Stem Cell Therapies: Tiny Building Blocks of Life
17 Sep 2015
Stem cells have remarkable qualities
Imagine being able to print out a new knee—not the plastic-and-metal kind, but one made of real bone, ligament and cartilage cells. Science fiction? Yes, for now. “But it’s probably not as far off as it sounds,” says Christopher Centeno, M.D., a Broomfield-based specialist in orthopedic regenerative medicine. “It’s on the 20-to-25-year horizon.” In fact, as some stem-cell researchers look into the future, there’s not much they envision the tiny building blocks of life won’t be able to do. Stem cells have remarkable qualities. They are able to divide themselves for long periods of time, sometimes even after inactivity. They are unspecialized, with the potential to develop into many different types of cells, and in some tissues, such as those in the gut, they replicate throughout one’s life to repair and replenish worn-out tissues. (Some cell types, such as nerve, blood and muscle cells, do not normally replicate.)Three Types of Stem Cells
Stem cells have different levels of specialization. “Totipotent” stem cells arise in the first few days after an egg is fertilized, and are able, under the right conditions, to develop into a viable embryo.
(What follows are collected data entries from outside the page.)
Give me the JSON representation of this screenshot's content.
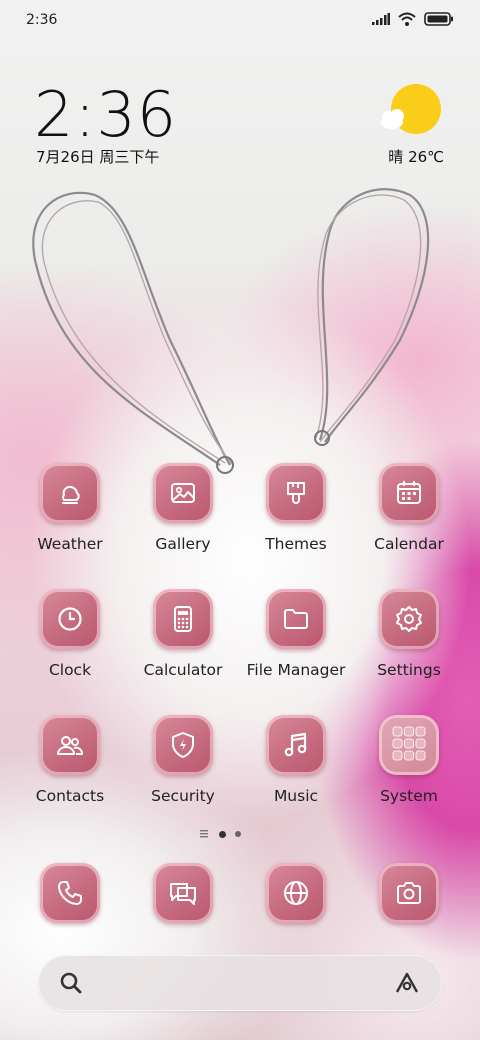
{
  "status_bar": {
    "time": "2:36",
    "icons": [
      "signal-icon",
      "wifi-icon",
      "battery-icon"
    ]
  },
  "clock_widget": {
    "time": "2:36",
    "date": "7月26日 周三下午"
  },
  "weather_widget": {
    "icon": "sun-cloud-icon",
    "text": "晴 26℃"
  },
  "apps": [
    {
      "label": "Weather",
      "icon": "weather-icon"
    },
    {
      "label": "Gallery",
      "icon": "gallery-icon"
    },
    {
      "label": "Themes",
      "icon": "themes-icon"
    },
    {
      "label": "Calendar",
      "icon": "calendar-icon"
    },
    {
      "label": "Clock",
      "icon": "clock-icon"
    },
    {
      "label": "Calculator",
      "icon": "calculator-icon"
    },
    {
      "label": "File Manager",
      "icon": "folder-icon"
    },
    {
      "label": "Settings",
      "icon": "gear-icon"
    },
    {
      "label": "Contacts",
      "icon": "contacts-icon"
    },
    {
      "label": "Security",
      "icon": "shield-icon"
    },
    {
      "label": "Music",
      "icon": "music-icon"
    },
    {
      "label": "System",
      "icon": "folder-grid-icon"
    }
  ],
  "page_indicator": {
    "pages": 2,
    "current": 1
  },
  "dock": [
    {
      "icon": "phone-icon"
    },
    {
      "icon": "messages-icon"
    },
    {
      "icon": "browser-icon"
    },
    {
      "icon": "camera-icon"
    }
  ],
  "search_bar": {
    "left_icon": "search-icon",
    "right_icon": "assistant-icon"
  },
  "colors": {
    "icon_bg": "#c66b80",
    "text": "#222222",
    "sun": "#f9cd18"
  }
}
Within days, these cells become “pluripotent,” able to differentiate and generate all the various cells in the body. “Multipotent” (sometimes called “adult” or “somatic”) stem cells are tissue-specific and can develop the cell types within a particular tissue or organ. Adult brain stem cells, for instance, can generate neurons and glial cells. Blood stem cells, transferred through bone-marrow transplant or collected in umbilical cord blood, are currently the most commonly used stem cells in therapy. Until recently, researchers worked with both embryonic and nonembryonic adult stem cells. But 2006 brought a significant breakthrough: Scientists discovered ways to genetically “reprogram” specialized adult cells, such as those from the skin, to behave like pluripotent stem cells. Most current research focuses on these cells, called induced pluripotent stem cells (iPS cells). Skin biopsies can be taken from the patient being treated, reprogrammed into iPS cells, and then differentiated into adult stem cells corresponding to the tissue in need of regeneration. In addition to skirting ethical controversies, using iPS cells may eliminate the risk of rejection and the need for immunosuppressants.Hair-Raising Results
Dennis Roop, Ph.D., directs the Gates Center for Regenerative Medicine at the University of Colorado’s Anschutz Medical Campus. Roop is preparing to use iPS cells in clinical trials for his research on inherited skin-fragility syndromes, or blistering skin diseases, which can be fatal. The use of iPS cells can induce skin cells to behave like youthful skin stem cells. “You kind of coach them,” Roop explains, by exposing them to factors such as human growth hormone and other chemicals. These factors, scientists have learned, direct the iPS cells to become a specific type of cell, like skin or bone or muscle. This could be particularly useful in treating skin diseases and chronic wounds. Stem cells are proving useful in pharmaceutical testing as well. Gates Center researchers and the University of Colorado Cancer Center are among the first in the U.S. to test drugs that target and destroy cancer stem cells, which are the source of cancer. The therapy has proven effective in treating tumors and blood cancers in clinical trials. Another upcoming Gates Center study with significant potential in treating cancer focuses on removing blood stem cells from a patient before chemotherapy or radiation, growing and expanding those cells, and returning them to the patient’s body to restore blood stem cells that were damaged during the cancer treatment.